Philips denies Universal Display’s phosphorescent materials assertion.

Wednesday, November 27, 2013.  Before yesterday’s trading commenced, Universal Display Corporation (“UDC;” NASDAQ: OLED) released an announcement of a new “collaboration” with Philips stating it was delighted with the “partnership with Philip.”  Investors should agree that the below makes it blatantly obvious that UDC’s announcement was unnecessary and misleading; that it was intended to distract focus on the immediate negative significance of Friday’s groundbreaking court decision, which has a negative direct effect on its Samsung business.  Otherwise the announcement is meaningless.

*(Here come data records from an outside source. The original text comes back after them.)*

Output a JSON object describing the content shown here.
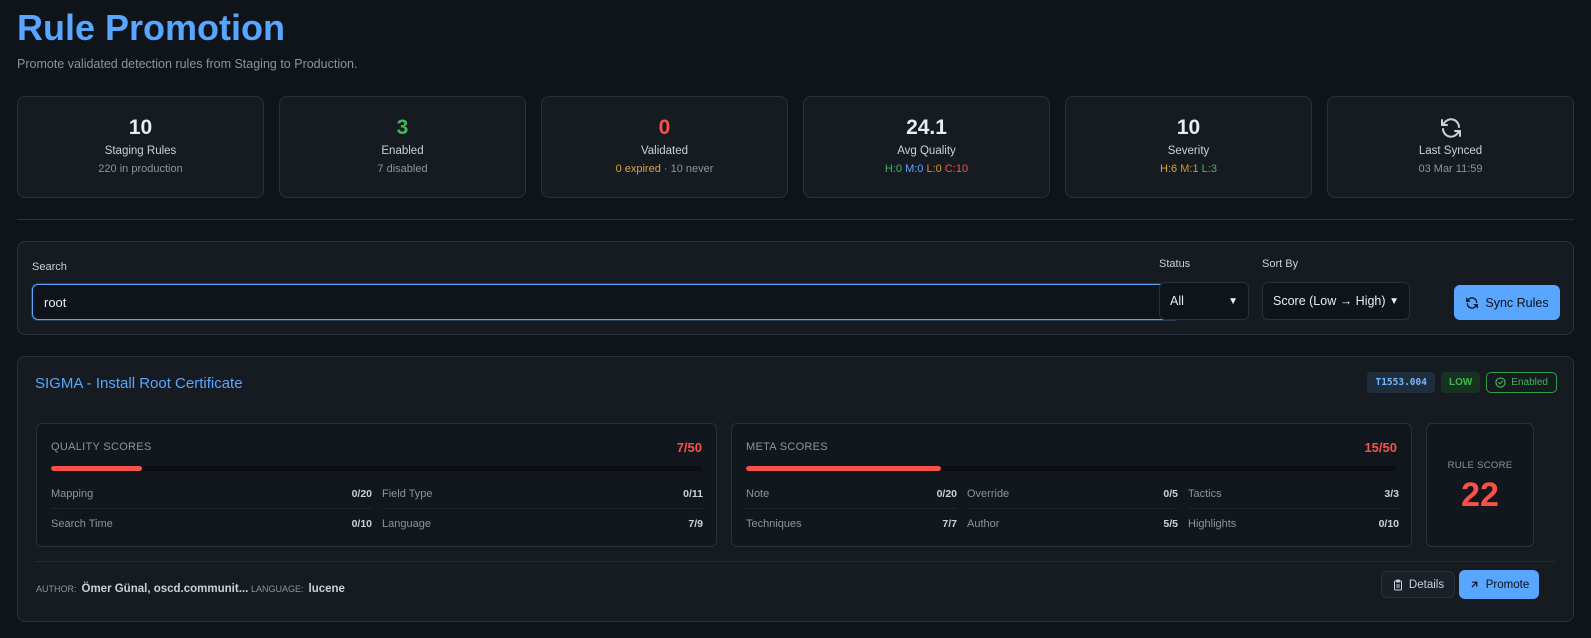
{
  "header": {
    "title": "Rule Promotion",
    "subtitle": "Promote validated detection rules from Staging to Production."
  },
  "stats": {
    "staging": {
      "value": "10",
      "label": "Staging Rules",
      "sub": "220 in production"
    },
    "enabled": {
      "value": "3",
      "label": "Enabled",
      "sub": "7 disabled"
    },
    "validated": {
      "value": "0",
      "label": "Validated",
      "sub_expired": "0 expired",
      "sub_sep": " · ",
      "sub_never": "10 never"
    },
    "quality": {
      "value": "24.1",
      "label": "Avg Quality",
      "h": "H:0",
      "m": "M:0",
      "l": "L:0",
      "c": "C:10"
    },
    "severity": {
      "value": "10",
      "label": "Severity",
      "h": "H:6",
      "m": "M:1",
      "l": "L:3"
    },
    "synced": {
      "icon": "refresh-icon",
      "label": "Last Synced",
      "sub": "03 Mar 11:59"
    }
  },
  "filters": {
    "search_label": "Search",
    "search_value": "root",
    "status_label": "Status",
    "status_value": "All",
    "sort_label": "Sort By",
    "sort_value": "Score (Low → High)",
    "sync_button": "Sync Rules"
  },
  "rule": {
    "title": "SIGMA - Install Root Certificate",
    "technique": "T1553.004",
    "severity": "LOW",
    "status": "Enabled",
    "quality": {
      "title": "QUALITY SCORES",
      "total": "7/50",
      "fraction": 0.14,
      "metrics": [
        {
          "label": "Mapping",
          "value": "0/20"
        },
        {
          "label": "Field Type",
          "value": "0/11"
        },
        {
          "label": "Search Time",
          "value": "0/10"
        },
        {
          "label": "Language",
          "value": "7/9"
        }
      ]
    },
    "meta": {
      "title": "META SCORES",
      "total": "15/50",
      "fraction": 0.3,
      "metrics": [
        {
          "label": "Note",
          "value": "0/20"
        },
        {
          "label": "Override",
          "value": "0/5"
        },
        {
          "label": "Tactics",
          "value": "3/3"
        },
        {
          "label": "Techniques",
          "value": "7/7"
        },
        {
          "label": "Author",
          "value": "5/5"
        },
        {
          "label": "Highlights",
          "value": "0/10"
        }
      ]
    },
    "rule_score": {
      "label": "RULE SCORE",
      "value": "22"
    },
    "author_label": "AUTHOR:",
    "author": "Ömer Günal, oscd.communit...",
    "language_label": "LANGUAGE:",
    "language": "lucene",
    "details_button": "Details",
    "promote_button": "Promote"
  },
  "colors": {
    "accent": "#58a6ff",
    "success": "#3fb950",
    "danger": "#f85149",
    "warning": "#e3a23b",
    "background": "#0f141b",
    "panel": "#161b22"
  }
}
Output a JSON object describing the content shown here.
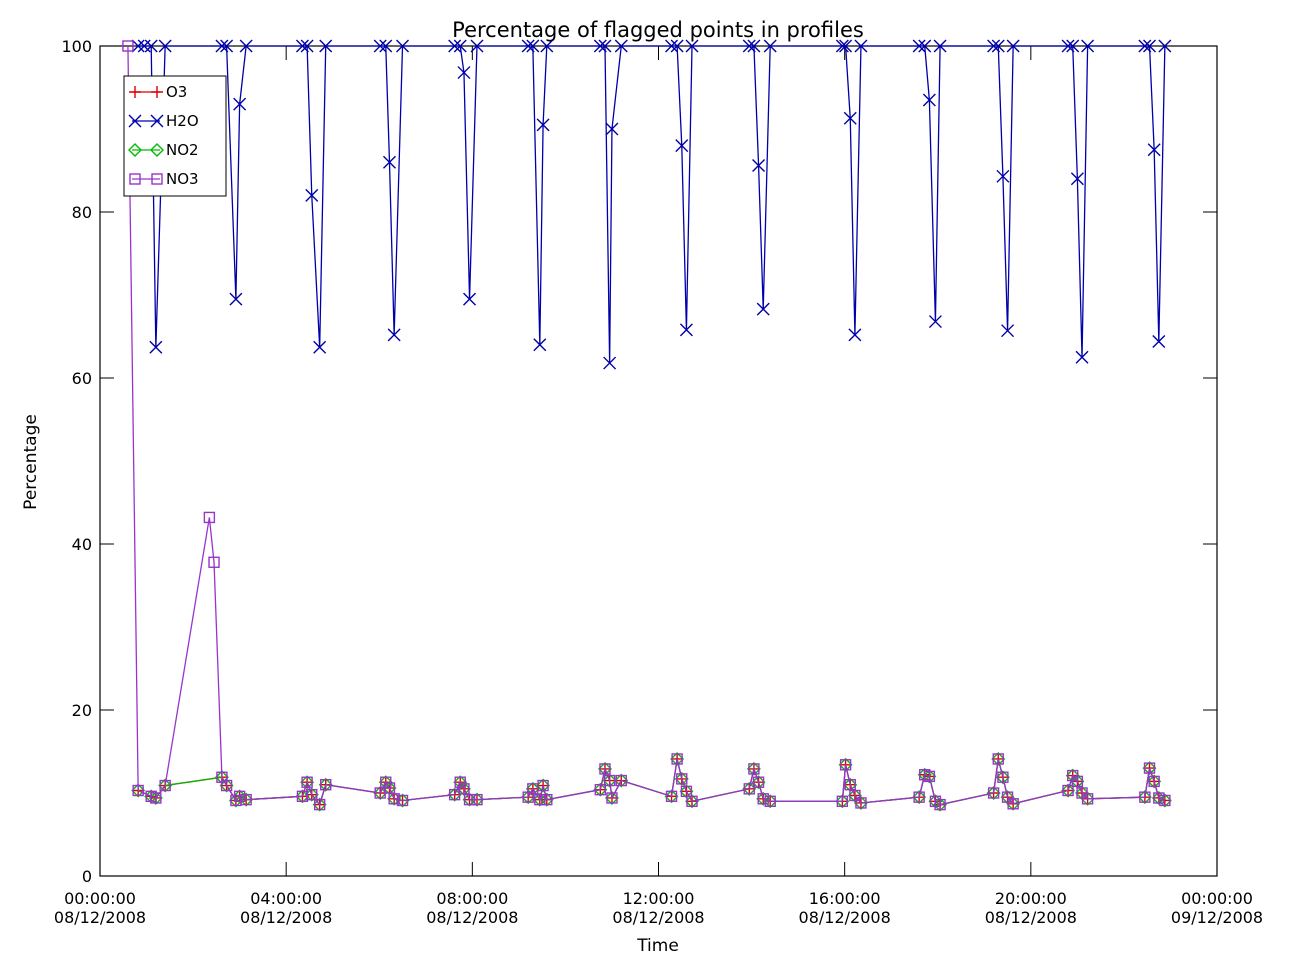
{
  "chart_data": {
    "type": "line",
    "title": "Percentage of flagged points in profiles",
    "xlabel": "Time",
    "ylabel": "Percentage",
    "ylim": [
      0,
      100
    ],
    "xlim_hours": [
      0,
      24
    ],
    "x_unit": "hours since 00:00:00 08/12/2008",
    "grid": false,
    "legend_position": "top-left (inside plot)",
    "yticks": [
      0,
      20,
      40,
      60,
      80,
      100
    ],
    "xticks": [
      {
        "hour": 0,
        "time": "00:00:00",
        "date": "08/12/2008"
      },
      {
        "hour": 4,
        "time": "04:00:00",
        "date": "08/12/2008"
      },
      {
        "hour": 8,
        "time": "08:00:00",
        "date": "08/12/2008"
      },
      {
        "hour": 12,
        "time": "12:00:00",
        "date": "08/12/2008"
      },
      {
        "hour": 16,
        "time": "16:00:00",
        "date": "08/12/2008"
      },
      {
        "hour": 20,
        "time": "20:00:00",
        "date": "08/12/2008"
      },
      {
        "hour": 24,
        "time": "00:00:00",
        "date": "09/12/2008"
      }
    ],
    "series": [
      {
        "name": "O3",
        "color": "#dd0000",
        "marker": "plus",
        "x": [
          0.82,
          1.1,
          1.2,
          1.4,
          2.62,
          2.72,
          2.92,
          3.0,
          3.14,
          4.35,
          4.45,
          4.55,
          4.72,
          4.85,
          6.02,
          6.14,
          6.22,
          6.32,
          6.5,
          7.62,
          7.74,
          7.82,
          7.94,
          8.1,
          9.2,
          9.3,
          9.45,
          9.52,
          9.6,
          10.75,
          10.85,
          10.95,
          11.0,
          11.2,
          12.28,
          12.4,
          12.5,
          12.6,
          12.72,
          13.95,
          14.05,
          14.15,
          14.25,
          14.4,
          15.95,
          16.02,
          16.12,
          16.22,
          16.35,
          17.6,
          17.72,
          17.82,
          17.95,
          18.05,
          19.2,
          19.3,
          19.4,
          19.5,
          19.62,
          20.8,
          20.9,
          21.0,
          21.1,
          21.22,
          22.45,
          22.55,
          22.65,
          22.75,
          22.88
        ],
        "values": [
          10.3,
          9.6,
          9.4,
          10.9,
          11.9,
          10.9,
          9.1,
          9.6,
          9.2,
          9.6,
          11.3,
          9.8,
          8.6,
          11.0,
          10.0,
          11.3,
          10.6,
          9.3,
          9.1,
          9.8,
          11.3,
          10.5,
          9.2,
          9.2,
          9.5,
          10.5,
          9.2,
          10.9,
          9.2,
          10.4,
          12.9,
          11.5,
          9.4,
          11.5,
          9.6,
          14.1,
          11.7,
          10.2,
          9.0,
          10.5,
          12.9,
          11.3,
          9.3,
          9.0,
          9.0,
          13.4,
          11.0,
          9.7,
          8.8,
          9.5,
          12.2,
          12.0,
          9.0,
          8.6,
          10.0,
          14.1,
          11.9,
          9.5,
          8.7,
          10.3,
          12.1,
          11.4,
          10.0,
          9.3,
          9.5,
          13.0,
          11.4,
          9.4,
          9.1
        ]
      },
      {
        "name": "H2O",
        "color": "#0000aa",
        "marker": "x",
        "x": [
          0.82,
          0.95,
          1.1,
          1.2,
          1.4,
          2.62,
          2.72,
          2.92,
          3.0,
          3.14,
          4.35,
          4.45,
          4.55,
          4.72,
          4.85,
          6.02,
          6.14,
          6.22,
          6.32,
          6.5,
          7.62,
          7.74,
          7.82,
          7.94,
          8.1,
          9.2,
          9.3,
          9.45,
          9.52,
          9.6,
          10.75,
          10.85,
          10.95,
          11.0,
          11.2,
          12.28,
          12.4,
          12.5,
          12.6,
          12.72,
          13.95,
          14.05,
          14.15,
          14.25,
          14.4,
          15.95,
          16.02,
          16.12,
          16.22,
          16.35,
          17.6,
          17.72,
          17.82,
          17.95,
          18.05,
          19.2,
          19.3,
          19.4,
          19.5,
          19.62,
          20.8,
          20.9,
          21.0,
          21.1,
          21.22,
          22.45,
          22.55,
          22.65,
          22.75,
          22.88
        ],
        "values": [
          100,
          100,
          100,
          63.7,
          100,
          100,
          100,
          69.5,
          93.0,
          100,
          100,
          100,
          82.0,
          63.7,
          100,
          100,
          100,
          86.0,
          65.2,
          100,
          100,
          100,
          96.8,
          69.5,
          100,
          100,
          100,
          64.0,
          90.5,
          100,
          100,
          100,
          61.8,
          90.0,
          100,
          100,
          100,
          88.0,
          65.8,
          100,
          100,
          100,
          85.6,
          68.3,
          100,
          100,
          100,
          91.3,
          65.2,
          100,
          100,
          100,
          93.5,
          66.8,
          100,
          100,
          100,
          84.3,
          65.7,
          100,
          100,
          100,
          84.0,
          62.5,
          100,
          100,
          100,
          87.5,
          64.4,
          100
        ]
      },
      {
        "name": "NO2",
        "color": "#00bb00",
        "marker": "diamond",
        "x": [
          0.82,
          1.1,
          1.2,
          1.4,
          2.62,
          2.72,
          2.92,
          3.0,
          3.14,
          4.35,
          4.45,
          4.55,
          4.72,
          4.85,
          6.02,
          6.14,
          6.22,
          6.32,
          6.5,
          7.62,
          7.74,
          7.82,
          7.94,
          8.1,
          9.2,
          9.3,
          9.45,
          9.52,
          9.6,
          10.75,
          10.85,
          10.95,
          11.0,
          11.2,
          12.28,
          12.4,
          12.5,
          12.6,
          12.72,
          13.95,
          14.05,
          14.15,
          14.25,
          14.4,
          15.95,
          16.02,
          16.12,
          16.22,
          16.35,
          17.6,
          17.72,
          17.82,
          17.95,
          18.05,
          19.2,
          19.3,
          19.4,
          19.5,
          19.62,
          20.8,
          20.9,
          21.0,
          21.1,
          21.22,
          22.45,
          22.55,
          22.65,
          22.75,
          22.88
        ],
        "values": [
          10.3,
          9.6,
          9.4,
          10.9,
          11.9,
          10.9,
          9.1,
          9.6,
          9.2,
          9.6,
          11.3,
          9.8,
          8.6,
          11.0,
          10.0,
          11.3,
          10.6,
          9.3,
          9.1,
          9.8,
          11.3,
          10.5,
          9.2,
          9.2,
          9.5,
          10.5,
          9.2,
          10.9,
          9.2,
          10.4,
          12.9,
          11.5,
          9.4,
          11.5,
          9.6,
          14.1,
          11.7,
          10.2,
          9.0,
          10.5,
          12.9,
          11.3,
          9.3,
          9.0,
          9.0,
          13.4,
          11.0,
          9.7,
          8.8,
          9.5,
          12.2,
          12.0,
          9.0,
          8.6,
          10.0,
          14.1,
          11.9,
          9.5,
          8.7,
          10.3,
          12.1,
          11.4,
          10.0,
          9.3,
          9.5,
          13.0,
          11.4,
          9.4,
          9.1
        ]
      },
      {
        "name": "NO3",
        "color": "#9933cc",
        "marker": "square",
        "x": [
          0.6,
          0.82,
          1.1,
          1.2,
          1.4,
          2.35,
          2.45,
          2.62,
          2.72,
          2.92,
          3.0,
          3.14,
          4.35,
          4.45,
          4.55,
          4.72,
          4.85,
          6.02,
          6.14,
          6.22,
          6.32,
          6.5,
          7.62,
          7.74,
          7.82,
          7.94,
          8.1,
          9.2,
          9.3,
          9.45,
          9.52,
          9.6,
          10.75,
          10.85,
          10.95,
          11.0,
          11.2,
          12.28,
          12.4,
          12.5,
          12.6,
          12.72,
          13.95,
          14.05,
          14.15,
          14.25,
          14.4,
          15.95,
          16.02,
          16.12,
          16.22,
          16.35,
          17.6,
          17.72,
          17.82,
          17.95,
          18.05,
          19.2,
          19.3,
          19.4,
          19.5,
          19.62,
          20.8,
          20.9,
          21.0,
          21.1,
          21.22,
          22.45,
          22.55,
          22.65,
          22.75,
          22.88
        ],
        "values": [
          100,
          10.3,
          9.6,
          9.4,
          10.9,
          43.2,
          37.8,
          11.9,
          10.9,
          9.1,
          9.6,
          9.2,
          9.6,
          11.3,
          9.8,
          8.6,
          11.0,
          10.0,
          11.3,
          10.6,
          9.3,
          9.1,
          9.8,
          11.3,
          10.5,
          9.2,
          9.2,
          9.5,
          10.5,
          9.2,
          10.9,
          9.2,
          10.4,
          12.9,
          11.5,
          9.4,
          11.5,
          9.6,
          14.1,
          11.7,
          10.2,
          9.0,
          10.5,
          12.9,
          11.3,
          9.3,
          9.0,
          9.0,
          13.4,
          11.0,
          9.7,
          8.8,
          9.5,
          12.2,
          12.0,
          9.0,
          8.6,
          10.0,
          14.1,
          11.9,
          9.5,
          8.7,
          10.3,
          12.1,
          11.4,
          10.0,
          9.3,
          9.5,
          13.0,
          11.4,
          9.4,
          9.1
        ]
      }
    ]
  }
}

A representative for Philips Technologie Gmb, the subsidiary of HKoninklijke Philips NV in question, presented with UDC’s “collaboration” or “partnership” claims, confirmed that the entire matter merely relates to UDC’s indication of interest in become one of Philips existing phosphorescent materials suppliers.

Contrary to UDC’s investor centric promotion, UDC has no blocking or pioneering OLED patent.

UDC’s only OLED phosphorescent materials patents that make be remotely characterized as “blocking” were all consolidated into EP238, which were invalidating in its totality in a legal decision based on a “no invention” finding of fact that is not appealable.  The legal standards used to make that “no invention” determination exist in the US and other major jurisdictions.

Philips just like Samsung Mobile Display Co., Ltd., Motorola, HTC, LG , Sony Ericsson,  Nokia Fossil Anwell Technologies Limited, AU Optronics, Chimei Innolux Corporation,  DuPont, Shearwater Research and other manufacturers of OLED display panel is free to manufacture OLED products without any UDC involvement or reliance on UDC’s phosphorescent materials.

UDC issued its “partnership” announcement under questionable circumstances suspiciously timed to create or justify aftermarket trading. UDC’s partnership claim is an obviously unnecessary exaggerated misuse of Phiilps that has unfortunately created a series of erroneous articles.